Background
Population based investigations suggest that red blood cells (RBCs) are therapeutically effective when collected, processed and stored for up to 42 days under validated conditions prior to transfusion. However, some retrospective clinical studies have shown worse patient outcomes when transfused RBCs have been stored for the longest times. Furthermore, studies of RBC persistence in the circulation after transfusion have suggested that considerable donor-to-donor variability exists, and may affect transfusion efficacy. To understand the limitations of current blood storage technologies and to develop approaches to improve RBC storage and transfusion efficacy, we investigated the global metabolic alterations that occur when RBCs are stored in AS-1 (AS1-RBC).
Methods
Leukoreduced AS1-RBC units prepared from 9 volunteer research donors (12 total donated units) were serially sampled for metabolomics analysis over 42 days of refrigerated storage. Samples were tested by GC/MS and LC/MS/MS, and specific biochemical compounds were identified by comparison to a library of purified standards.
Results
Over three experiments, 185–264 defined metabolites were quantified in stored RBC samples. Kinetic changes in these biochemicals confirmed known alterations in glycolysis and other pathways previously identified in RBCs stored in SAGM (SAGM-RBC). Furthermore, we identified additional alterations not previously seen in SAGM-RBCs (e.g., stable pentose phosphate pathway flux, progressive decreases in oxidized glutathione), and we delineated changes occurring in other metabolic pathways not previously studied (e.g., S-adenosyl methionine cycle).
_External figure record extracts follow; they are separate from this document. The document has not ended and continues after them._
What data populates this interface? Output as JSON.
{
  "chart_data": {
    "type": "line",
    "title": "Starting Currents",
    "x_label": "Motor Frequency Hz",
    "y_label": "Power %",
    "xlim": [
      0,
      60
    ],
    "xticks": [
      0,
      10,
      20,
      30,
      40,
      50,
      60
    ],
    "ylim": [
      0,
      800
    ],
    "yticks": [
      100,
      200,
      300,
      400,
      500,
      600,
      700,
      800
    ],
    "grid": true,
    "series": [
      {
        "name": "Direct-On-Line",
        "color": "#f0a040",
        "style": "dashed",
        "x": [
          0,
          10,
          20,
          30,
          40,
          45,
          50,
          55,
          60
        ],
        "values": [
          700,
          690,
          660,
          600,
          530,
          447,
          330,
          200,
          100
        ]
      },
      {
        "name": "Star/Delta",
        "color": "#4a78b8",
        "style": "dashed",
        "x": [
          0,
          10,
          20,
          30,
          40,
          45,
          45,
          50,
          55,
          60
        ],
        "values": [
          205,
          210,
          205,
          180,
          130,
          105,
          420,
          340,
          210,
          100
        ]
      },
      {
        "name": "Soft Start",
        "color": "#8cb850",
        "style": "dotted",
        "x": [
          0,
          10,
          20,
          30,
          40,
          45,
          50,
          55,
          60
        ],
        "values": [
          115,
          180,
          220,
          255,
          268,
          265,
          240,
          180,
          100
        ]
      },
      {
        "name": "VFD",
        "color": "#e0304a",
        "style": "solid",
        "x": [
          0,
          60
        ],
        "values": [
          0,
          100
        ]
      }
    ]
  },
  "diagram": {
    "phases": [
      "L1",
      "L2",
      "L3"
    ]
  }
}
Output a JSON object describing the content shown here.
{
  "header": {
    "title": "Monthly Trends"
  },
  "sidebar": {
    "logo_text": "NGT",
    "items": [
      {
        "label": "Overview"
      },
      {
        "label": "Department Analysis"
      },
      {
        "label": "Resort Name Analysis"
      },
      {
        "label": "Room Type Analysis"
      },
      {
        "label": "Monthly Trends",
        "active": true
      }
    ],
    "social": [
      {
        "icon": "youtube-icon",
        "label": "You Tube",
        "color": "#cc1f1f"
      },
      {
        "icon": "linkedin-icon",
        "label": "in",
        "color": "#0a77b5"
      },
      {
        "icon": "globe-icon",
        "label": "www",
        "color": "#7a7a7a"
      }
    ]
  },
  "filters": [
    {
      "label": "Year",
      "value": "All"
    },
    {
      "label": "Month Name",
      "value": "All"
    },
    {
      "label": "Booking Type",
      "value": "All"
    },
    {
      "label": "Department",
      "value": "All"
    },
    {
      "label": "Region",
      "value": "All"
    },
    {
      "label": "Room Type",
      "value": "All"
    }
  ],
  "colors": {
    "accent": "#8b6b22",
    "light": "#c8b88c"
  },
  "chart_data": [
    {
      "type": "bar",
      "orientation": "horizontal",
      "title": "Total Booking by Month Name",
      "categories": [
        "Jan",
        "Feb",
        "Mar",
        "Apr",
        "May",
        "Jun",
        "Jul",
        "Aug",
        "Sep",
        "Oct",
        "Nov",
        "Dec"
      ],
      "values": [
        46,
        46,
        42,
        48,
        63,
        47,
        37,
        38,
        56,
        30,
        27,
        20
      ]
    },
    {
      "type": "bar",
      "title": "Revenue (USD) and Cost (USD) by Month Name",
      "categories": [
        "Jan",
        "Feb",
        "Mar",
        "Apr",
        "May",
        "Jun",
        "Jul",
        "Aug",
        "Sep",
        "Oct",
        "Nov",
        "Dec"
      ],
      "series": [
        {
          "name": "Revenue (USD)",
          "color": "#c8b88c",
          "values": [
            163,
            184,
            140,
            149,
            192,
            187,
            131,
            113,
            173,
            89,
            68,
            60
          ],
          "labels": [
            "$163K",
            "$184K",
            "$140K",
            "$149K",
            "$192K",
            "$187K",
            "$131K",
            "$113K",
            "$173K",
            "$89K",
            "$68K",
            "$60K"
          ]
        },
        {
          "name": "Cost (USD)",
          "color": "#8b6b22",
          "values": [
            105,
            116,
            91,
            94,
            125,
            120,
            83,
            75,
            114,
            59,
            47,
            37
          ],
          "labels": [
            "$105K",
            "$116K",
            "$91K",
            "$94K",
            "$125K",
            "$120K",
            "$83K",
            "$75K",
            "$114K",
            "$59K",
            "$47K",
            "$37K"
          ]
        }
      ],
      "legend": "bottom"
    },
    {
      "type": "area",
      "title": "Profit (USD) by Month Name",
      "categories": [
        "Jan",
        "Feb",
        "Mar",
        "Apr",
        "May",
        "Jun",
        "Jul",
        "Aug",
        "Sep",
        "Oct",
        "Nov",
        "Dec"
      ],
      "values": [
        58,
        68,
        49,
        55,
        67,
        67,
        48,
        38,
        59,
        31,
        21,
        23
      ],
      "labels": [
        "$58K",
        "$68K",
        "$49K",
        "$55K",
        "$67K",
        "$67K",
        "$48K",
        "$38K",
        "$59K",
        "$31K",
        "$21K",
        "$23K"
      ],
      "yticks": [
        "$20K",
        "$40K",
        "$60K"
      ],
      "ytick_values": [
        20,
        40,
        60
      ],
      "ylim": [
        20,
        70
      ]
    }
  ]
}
These data are presented in the context of a detailed comparison with previous studies of SAGM-RBCs from human donors and murine AS1-RBCs.
Conclusion
Global metabolic profiling of AS1-RBCs revealed a number of biochemical alterations in stored blood that may affect RBC viability during storage as well as therapeutic effectiveness of stored RBCs in transfusion recipients.
Significance
These results provide future opportunities to more clearly pinpoint the metabolic defects during RBC storage, to identify biomarkers for donor screening and prerelease RBC testing, and to develop improved RBC storage solutions and methodologies.